Région aux cultures multiples, la Bourgogne n’est pas centrée uniquement sur le vin. Autour de Dijon, sa capitale historique et politique, fut cultivé le cassis dès l’époque moderne. Baie noire riche en vitamines, le cassis était produit à des fins médicinales. C’est en 1841 que ce cassis traditionnel fut transformé en « crème de cassis » grâce au travail de liquoriste d’Auguste-Denis Lagoute, cafetier à Dijon au Café des Milles Colonnes. Les grains de cassis, de variété « Noir de Bourgogne » sont mis à macérer dans de l’alcool neutre additionné de sucre. La crème de cassis accompagne les grandes inventions liquoristes du XIXe siècle et devient un produit de base pour de nombreux cocktails, se taillant une part de choix dans les cafés. L’invention accompagne un style de vie en vogue dans cette période de transformation sociale et industrielle : le développement des cafés comme lieux de vie et d’échanges, la baisse du coût de production de l’alcool, qui permis la création de nombreuses liqueurs, le développement de la « réclame », grâce aux affiches et aux journaux, qui fit connaitre les produits, l’essor du chemin de fer, qui facilita les transports et donc les exportations des produits régionaux au-delà de leur terroir d’origine.

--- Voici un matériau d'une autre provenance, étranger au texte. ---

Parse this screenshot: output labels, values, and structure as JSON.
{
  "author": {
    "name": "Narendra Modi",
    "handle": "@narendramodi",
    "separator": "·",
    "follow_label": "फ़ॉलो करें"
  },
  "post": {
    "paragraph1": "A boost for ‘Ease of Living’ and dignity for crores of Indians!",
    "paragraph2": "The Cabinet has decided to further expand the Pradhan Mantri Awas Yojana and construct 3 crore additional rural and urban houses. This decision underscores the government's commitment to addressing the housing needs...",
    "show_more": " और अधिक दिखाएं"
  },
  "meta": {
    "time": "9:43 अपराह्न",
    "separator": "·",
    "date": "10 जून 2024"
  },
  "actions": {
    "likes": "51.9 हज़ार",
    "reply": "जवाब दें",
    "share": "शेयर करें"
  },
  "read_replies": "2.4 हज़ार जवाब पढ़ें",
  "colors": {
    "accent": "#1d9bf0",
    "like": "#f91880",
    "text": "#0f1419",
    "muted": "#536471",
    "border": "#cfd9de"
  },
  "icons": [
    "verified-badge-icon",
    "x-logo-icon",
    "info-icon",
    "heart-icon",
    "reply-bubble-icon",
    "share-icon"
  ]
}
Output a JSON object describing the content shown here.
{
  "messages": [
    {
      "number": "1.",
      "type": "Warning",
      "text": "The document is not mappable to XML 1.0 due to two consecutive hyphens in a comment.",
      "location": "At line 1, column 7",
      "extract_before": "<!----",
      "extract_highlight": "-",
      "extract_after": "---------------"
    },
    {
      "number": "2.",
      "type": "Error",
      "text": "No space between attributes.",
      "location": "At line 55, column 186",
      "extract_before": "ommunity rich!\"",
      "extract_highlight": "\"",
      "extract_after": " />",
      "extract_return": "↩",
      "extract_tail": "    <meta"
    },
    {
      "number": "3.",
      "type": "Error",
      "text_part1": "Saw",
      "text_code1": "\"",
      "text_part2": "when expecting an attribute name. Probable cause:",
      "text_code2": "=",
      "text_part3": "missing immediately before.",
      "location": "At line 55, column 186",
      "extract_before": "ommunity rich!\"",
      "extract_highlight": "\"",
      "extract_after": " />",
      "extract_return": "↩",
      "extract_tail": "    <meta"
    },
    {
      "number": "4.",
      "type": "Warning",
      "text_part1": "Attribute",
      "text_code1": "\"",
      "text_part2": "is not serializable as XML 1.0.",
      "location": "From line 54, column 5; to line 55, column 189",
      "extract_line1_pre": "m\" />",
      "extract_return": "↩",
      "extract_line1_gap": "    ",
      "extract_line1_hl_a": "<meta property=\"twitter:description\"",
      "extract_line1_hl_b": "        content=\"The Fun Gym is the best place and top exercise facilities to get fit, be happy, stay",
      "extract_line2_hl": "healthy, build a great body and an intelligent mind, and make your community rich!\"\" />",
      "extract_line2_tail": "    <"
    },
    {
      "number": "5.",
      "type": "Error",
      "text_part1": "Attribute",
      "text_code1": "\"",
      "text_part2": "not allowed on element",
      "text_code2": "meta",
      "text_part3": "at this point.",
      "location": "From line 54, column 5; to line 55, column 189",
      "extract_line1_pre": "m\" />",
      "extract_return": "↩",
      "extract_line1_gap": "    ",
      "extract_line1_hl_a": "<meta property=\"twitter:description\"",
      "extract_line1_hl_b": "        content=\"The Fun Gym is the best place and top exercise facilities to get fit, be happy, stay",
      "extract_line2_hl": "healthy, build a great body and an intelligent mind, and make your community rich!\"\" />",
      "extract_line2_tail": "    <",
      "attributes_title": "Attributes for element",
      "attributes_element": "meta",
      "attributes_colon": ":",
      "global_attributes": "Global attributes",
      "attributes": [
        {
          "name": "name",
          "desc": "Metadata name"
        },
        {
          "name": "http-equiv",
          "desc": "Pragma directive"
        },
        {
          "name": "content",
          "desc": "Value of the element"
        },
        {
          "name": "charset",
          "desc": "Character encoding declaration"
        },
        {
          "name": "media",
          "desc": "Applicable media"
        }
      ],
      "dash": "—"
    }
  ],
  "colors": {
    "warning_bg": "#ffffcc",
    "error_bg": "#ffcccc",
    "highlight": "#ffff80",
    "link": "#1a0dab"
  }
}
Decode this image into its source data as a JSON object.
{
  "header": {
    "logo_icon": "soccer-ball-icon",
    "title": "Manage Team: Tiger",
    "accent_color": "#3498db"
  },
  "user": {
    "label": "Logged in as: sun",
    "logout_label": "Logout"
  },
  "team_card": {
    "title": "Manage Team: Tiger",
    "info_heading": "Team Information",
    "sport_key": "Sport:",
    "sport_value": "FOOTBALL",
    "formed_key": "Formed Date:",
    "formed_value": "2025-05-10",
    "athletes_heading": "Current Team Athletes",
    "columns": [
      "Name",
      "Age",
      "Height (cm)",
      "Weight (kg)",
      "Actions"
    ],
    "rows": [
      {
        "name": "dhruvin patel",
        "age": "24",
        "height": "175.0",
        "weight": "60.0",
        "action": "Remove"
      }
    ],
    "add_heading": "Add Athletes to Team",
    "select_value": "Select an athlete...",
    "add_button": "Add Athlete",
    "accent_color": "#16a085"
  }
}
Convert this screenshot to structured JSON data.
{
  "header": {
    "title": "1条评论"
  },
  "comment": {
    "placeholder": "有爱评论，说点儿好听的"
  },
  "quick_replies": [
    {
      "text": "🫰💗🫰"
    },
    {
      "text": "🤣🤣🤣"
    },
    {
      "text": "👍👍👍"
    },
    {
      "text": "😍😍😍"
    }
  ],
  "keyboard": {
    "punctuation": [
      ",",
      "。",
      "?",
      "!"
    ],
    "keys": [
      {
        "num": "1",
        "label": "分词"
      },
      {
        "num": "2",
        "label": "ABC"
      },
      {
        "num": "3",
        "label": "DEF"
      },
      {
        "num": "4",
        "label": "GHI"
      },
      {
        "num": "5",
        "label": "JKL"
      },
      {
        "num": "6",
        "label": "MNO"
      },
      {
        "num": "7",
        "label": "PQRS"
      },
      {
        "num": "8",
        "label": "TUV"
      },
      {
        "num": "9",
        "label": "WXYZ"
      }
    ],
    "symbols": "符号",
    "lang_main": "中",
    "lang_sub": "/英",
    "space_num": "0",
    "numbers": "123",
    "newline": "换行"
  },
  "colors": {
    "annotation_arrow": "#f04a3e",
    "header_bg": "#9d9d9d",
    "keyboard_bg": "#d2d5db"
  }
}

Grâce à la crème de cassis, la Côte d’Or s’oriente vers la production massive de ces baies, en plantant de nombreux hectares de cassissiers. Naissent différentes entreprises qui produisent à leur tour la crème de cassis, dont plusieurs existent encore aujourd’hui, comme Briottet, L’Héritier Guyot, Lejay-Lagoute et Gabriel Boudier.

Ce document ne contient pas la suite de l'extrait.